Historic England has worked alongside National Highways since November 2020 to survey the church, advise on design works and monitor the delivery of the project to restore the church building.

Between May and September 2023, contractors set to work on the project. The scheme included stabilising the foundations of the ground conditions by injecting a levelling screed, a technique also used to level airport runways. Engineers re-levelled the west end church font and supporting steps and provided joint re-enforcement across various settlement cracks to the masonry walls. Repairs were also made to the wooden lychgate at the entrance of the churchyard.

Architect Adrian Pearson led the work, with Restoration Projects as the principal contractor. The project has engaged and provided employment to specialist contractors in the region.

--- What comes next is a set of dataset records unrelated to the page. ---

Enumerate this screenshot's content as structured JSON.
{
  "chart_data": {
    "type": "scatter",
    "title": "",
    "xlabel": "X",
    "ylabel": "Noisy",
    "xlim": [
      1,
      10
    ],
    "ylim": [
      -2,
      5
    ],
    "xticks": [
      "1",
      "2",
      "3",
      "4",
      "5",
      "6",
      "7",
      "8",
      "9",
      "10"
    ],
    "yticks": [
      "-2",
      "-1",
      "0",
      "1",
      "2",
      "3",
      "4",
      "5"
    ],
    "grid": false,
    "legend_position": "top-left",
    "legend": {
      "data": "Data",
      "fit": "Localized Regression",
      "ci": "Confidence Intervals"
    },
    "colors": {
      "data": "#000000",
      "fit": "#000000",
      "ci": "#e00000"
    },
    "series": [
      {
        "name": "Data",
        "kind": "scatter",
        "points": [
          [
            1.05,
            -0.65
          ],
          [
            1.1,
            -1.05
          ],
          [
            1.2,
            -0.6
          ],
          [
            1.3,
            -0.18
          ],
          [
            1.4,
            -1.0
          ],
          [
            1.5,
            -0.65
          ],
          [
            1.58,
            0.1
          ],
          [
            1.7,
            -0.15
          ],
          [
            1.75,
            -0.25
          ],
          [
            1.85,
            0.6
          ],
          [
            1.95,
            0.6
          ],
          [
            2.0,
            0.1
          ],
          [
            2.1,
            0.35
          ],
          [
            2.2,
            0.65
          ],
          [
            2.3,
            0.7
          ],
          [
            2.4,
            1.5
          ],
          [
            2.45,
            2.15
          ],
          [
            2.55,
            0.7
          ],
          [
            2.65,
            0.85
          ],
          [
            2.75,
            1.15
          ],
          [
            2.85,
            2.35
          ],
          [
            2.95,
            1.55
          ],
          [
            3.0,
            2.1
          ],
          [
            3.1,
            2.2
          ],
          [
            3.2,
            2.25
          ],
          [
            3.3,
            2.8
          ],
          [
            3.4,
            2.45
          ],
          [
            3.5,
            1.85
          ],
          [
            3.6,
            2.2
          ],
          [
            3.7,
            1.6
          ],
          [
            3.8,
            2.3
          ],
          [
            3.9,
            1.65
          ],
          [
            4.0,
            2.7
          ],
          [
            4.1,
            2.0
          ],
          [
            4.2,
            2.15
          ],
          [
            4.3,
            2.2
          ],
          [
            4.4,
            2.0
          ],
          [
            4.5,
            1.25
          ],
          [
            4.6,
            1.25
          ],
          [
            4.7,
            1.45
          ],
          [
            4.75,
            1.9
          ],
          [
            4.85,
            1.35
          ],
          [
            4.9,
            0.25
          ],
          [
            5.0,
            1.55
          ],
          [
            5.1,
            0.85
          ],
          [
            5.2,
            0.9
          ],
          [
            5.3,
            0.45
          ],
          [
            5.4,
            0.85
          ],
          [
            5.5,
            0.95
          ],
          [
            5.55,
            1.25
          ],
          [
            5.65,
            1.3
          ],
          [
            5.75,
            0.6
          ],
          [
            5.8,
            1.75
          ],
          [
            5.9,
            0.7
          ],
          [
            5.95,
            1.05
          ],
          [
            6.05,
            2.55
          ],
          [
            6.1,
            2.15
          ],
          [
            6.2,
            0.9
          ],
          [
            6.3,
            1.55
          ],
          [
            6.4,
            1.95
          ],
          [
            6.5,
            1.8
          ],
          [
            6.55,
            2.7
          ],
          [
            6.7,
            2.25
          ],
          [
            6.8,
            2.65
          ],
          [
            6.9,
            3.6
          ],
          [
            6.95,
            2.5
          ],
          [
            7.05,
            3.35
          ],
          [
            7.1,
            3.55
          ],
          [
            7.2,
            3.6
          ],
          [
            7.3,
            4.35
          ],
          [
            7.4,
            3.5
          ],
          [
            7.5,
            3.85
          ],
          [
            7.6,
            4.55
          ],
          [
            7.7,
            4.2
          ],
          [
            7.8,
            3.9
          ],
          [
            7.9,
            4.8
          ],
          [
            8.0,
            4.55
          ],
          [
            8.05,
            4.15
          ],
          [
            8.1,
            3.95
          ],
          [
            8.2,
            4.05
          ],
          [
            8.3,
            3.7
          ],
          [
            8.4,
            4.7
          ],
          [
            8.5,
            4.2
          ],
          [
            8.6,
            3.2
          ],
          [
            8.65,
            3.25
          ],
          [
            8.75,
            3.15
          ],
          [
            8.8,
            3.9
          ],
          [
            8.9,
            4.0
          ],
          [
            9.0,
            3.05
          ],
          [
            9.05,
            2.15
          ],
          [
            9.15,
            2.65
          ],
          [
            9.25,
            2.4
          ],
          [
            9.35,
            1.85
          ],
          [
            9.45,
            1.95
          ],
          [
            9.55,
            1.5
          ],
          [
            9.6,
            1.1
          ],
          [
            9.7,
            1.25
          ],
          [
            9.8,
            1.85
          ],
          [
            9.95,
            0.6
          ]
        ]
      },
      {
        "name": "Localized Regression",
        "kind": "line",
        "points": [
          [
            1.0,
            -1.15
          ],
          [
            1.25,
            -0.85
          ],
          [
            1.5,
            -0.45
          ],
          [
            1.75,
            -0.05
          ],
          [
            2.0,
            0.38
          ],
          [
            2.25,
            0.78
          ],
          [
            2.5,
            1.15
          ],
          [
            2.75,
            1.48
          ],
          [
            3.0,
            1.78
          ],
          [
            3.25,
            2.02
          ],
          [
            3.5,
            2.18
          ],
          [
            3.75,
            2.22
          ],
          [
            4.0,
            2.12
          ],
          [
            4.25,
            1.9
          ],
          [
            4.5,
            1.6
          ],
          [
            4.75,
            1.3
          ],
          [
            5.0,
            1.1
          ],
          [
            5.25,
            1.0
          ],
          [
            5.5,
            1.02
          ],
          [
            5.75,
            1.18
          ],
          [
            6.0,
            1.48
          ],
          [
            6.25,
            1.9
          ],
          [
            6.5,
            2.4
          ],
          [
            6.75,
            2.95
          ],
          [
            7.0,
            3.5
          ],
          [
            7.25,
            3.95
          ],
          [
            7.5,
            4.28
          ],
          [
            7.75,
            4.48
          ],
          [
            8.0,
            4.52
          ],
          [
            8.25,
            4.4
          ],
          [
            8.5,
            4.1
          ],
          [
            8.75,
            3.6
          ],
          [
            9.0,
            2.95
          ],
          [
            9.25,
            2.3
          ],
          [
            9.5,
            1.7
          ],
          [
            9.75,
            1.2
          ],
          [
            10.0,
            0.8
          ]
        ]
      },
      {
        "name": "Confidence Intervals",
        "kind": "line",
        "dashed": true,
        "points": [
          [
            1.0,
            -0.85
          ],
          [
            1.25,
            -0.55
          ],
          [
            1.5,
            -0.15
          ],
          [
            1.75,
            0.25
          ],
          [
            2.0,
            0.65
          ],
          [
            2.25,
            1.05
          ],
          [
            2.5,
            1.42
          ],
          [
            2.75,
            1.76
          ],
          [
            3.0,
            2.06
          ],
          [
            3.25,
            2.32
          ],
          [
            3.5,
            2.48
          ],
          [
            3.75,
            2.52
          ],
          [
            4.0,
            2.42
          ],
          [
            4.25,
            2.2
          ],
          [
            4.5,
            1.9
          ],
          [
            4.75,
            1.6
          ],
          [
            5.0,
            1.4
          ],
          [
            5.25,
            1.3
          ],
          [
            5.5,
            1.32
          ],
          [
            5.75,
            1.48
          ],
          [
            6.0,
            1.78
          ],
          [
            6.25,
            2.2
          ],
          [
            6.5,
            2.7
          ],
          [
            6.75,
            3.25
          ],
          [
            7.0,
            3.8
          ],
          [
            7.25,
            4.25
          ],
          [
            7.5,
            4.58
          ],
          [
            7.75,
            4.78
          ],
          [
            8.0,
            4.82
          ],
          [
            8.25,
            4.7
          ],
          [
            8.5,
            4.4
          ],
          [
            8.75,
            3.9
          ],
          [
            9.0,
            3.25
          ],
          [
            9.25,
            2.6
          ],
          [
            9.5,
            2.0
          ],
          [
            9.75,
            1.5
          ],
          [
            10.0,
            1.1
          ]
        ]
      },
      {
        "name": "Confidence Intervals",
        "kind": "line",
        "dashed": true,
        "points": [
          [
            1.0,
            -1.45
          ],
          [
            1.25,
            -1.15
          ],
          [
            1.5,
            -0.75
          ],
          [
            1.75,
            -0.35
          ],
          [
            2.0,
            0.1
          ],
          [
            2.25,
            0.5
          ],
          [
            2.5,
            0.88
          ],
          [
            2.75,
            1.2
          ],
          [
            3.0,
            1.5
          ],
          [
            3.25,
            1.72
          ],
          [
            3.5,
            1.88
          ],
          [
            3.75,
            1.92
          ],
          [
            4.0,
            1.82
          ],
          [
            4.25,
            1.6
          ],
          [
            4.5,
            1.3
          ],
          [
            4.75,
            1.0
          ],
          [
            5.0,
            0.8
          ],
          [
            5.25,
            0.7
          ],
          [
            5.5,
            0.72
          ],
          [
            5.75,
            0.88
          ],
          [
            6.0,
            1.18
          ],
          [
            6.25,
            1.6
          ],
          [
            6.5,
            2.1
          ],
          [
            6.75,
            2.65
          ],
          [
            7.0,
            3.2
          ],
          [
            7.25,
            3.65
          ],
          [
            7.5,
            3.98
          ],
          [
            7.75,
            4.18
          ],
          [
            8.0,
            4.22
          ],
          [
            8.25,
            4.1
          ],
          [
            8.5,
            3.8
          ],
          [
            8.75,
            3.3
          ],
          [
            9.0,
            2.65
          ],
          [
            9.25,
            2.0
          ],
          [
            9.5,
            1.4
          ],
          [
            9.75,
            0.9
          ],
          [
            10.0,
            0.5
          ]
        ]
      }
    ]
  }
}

Parish priest, Father Jules Mambu said: “National Highways’ grant will have a huge impact for both the Church and the local community. We really appreciate the generosity and the commitment for helping us to achieve our goals.”

Peter Barlow, Architect with Historic England, said: “It’s been a pleasure to work with Father Jules and National Highways to restore this magnificent building. St Anne’s is such a landmark both for the local community and for passing travellers. The specialist heritage skills that have been employed here, including the repair of the intricate terracotta tiles and the gilded wall mosaics have produced first class results.”

St Anne's is a thriving centre for the local community with an active bell ringing team, close links to the neighbouring St Anne’s Primary School and Scouts, Brownies, Cubs and Beavers groups having regular use of the church’s facilities. Under Father Mambu’s leadership, St Anne’s hosts Heritage Open Days with self-guided walks.

The foundation stone of the church was laid on September 1st 1880 and the church consecrated on July 29 1882.

Designed by one of the era’s leading architectural practices, James Medland and Henry Taylor, they defied Victorian architectural ideas by creating a meld of styles harking back to the medieval church and adding Elizabethan chimneys and a Scandinavian-style roof design. The church also has an outdoor pulpit, plus inside church side squints and sedilia.

The Church patron, Joseph Sidebotham, a rich local mill owner and philanthropist, added his own ideas and designs and creations: His mother and wife were both called Anne and so the church was named after them. Joseph was a botanist and stained glass and other forms of decoration are filled with beautiful plants, often referring to the Bible.

Joseph lavished money on this church and rectory, employing the finest craftsmen and using the best materials. The mosaic tiles and panels are by both Salviati & Co of Venice and also Ludwig Oppenheimer. The stained glass is by Heaton, Butler & Baines of London.